NATO state raises interest rates to 40%
Türkiye’s central bank hiked its key interest rate to 40% on Thursday in an effort to tackle soaring inflation.
The rise by another 500 basis points from the previous 35% is double the increase that economists expected. The projection was for an increase of 250 basis points.
The move was seen by the market as a continuation of the central bank’s attempts to tame surging inflation and prop up a falling Turkish lira. Inflation in the country came in at a massive 61% in October.
“Really impressive move by the CBRT (Central Bank of the Republic of Türkiye) – probing their orthodoxy and getting well ahead of expectations,” said Timothy Ash, emerging markets strategist at BlueBay Asset Management.
“These guys and girls are serious about fighting inflation,” he added. “We need to give them credit for that.”
The central bank, under its new chief Hafize Gaye Erkan, a former Wall Street banker, has been ratcheting up interest rates in a series of increases from 8.5% to the current 40% in a bid to lift the cost of borrowing and slow down price rises.

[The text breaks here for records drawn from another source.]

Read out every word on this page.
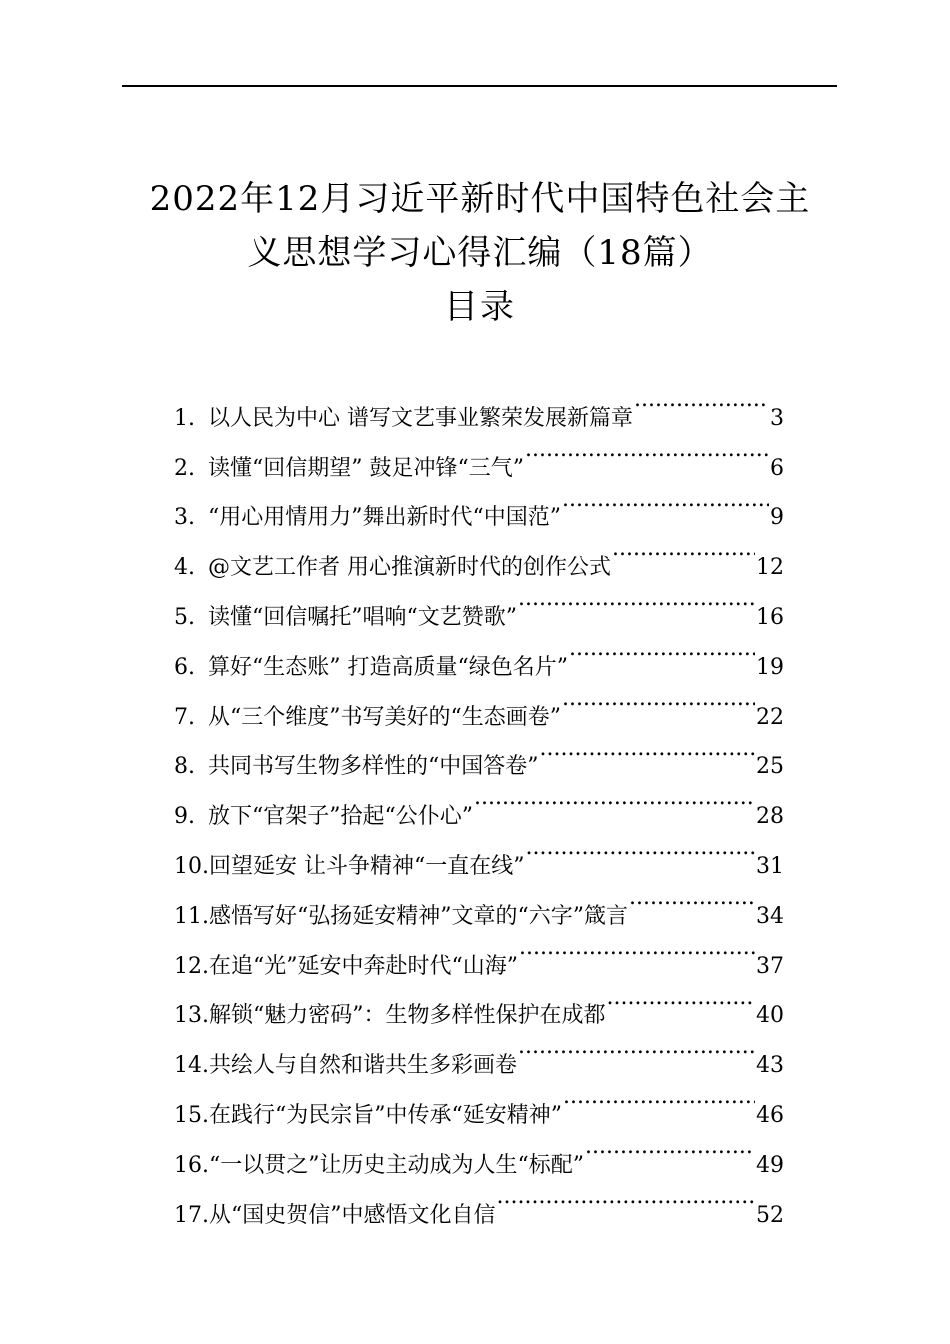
2022年12月习近平新时代中国特色社会主
义思想学习心得汇编（18篇）
目录
1. 以人民为中心 谱写文艺事业繁荣发展新篇章 .....	3
2. 读懂“回信期望” 鼓足冲锋“三气” .....	6
3. “用心用情用力”舞出新时代“中国范” .....	9
4. @文艺工作者 用心推演新时代的创作公式 .....	12
5. 读懂“回信嘱托”唱响“文艺赞歌” .....	16
6. 算好“生态账” 打造高质量“绿色名片” .....	19
7. 从“三个维度”书写美好的“生态画卷” .....	22
8. 共同书写生物多样性的“中国答卷” .....	25
9. 放下“官架子”拾起“公仆心” .....	28
10. 回望延安 让斗争精神“一直在线” .....	31
11. 感悟写好“弘扬延安精神”文章的“六字”箴言 .....	34
12. 在追“光”延安中奔赴时代“山海” .....	37
13. 解锁“魅力密码”：生物多样性保护在成都 .....	40
14. 共绘人与自然和谐共生多彩画卷 .....	43
15. 在践行“为民宗旨”中传承“延安精神” .....	46
16. “一以贯之”让历史主动成为人生“标配” .....	49
17. 从“国史贺信”中感悟文化自信 .....	52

“The pace of monetary tightening will slow down and the tightening cycle will be completed in a short period of time,” the regulator said, adding that interest rates would stay at a high level for “as long as needed to ensure sustained price stability.”
The decision, which has been painful for Turks, comes as the country seeks to turn around several years of skyrocketing inflation and a dramatically weakened currency, largely resulting from the government’s stubbornly loose monetary policy.
The lira has lost more than 80% of its value against the US dollar over the last five years.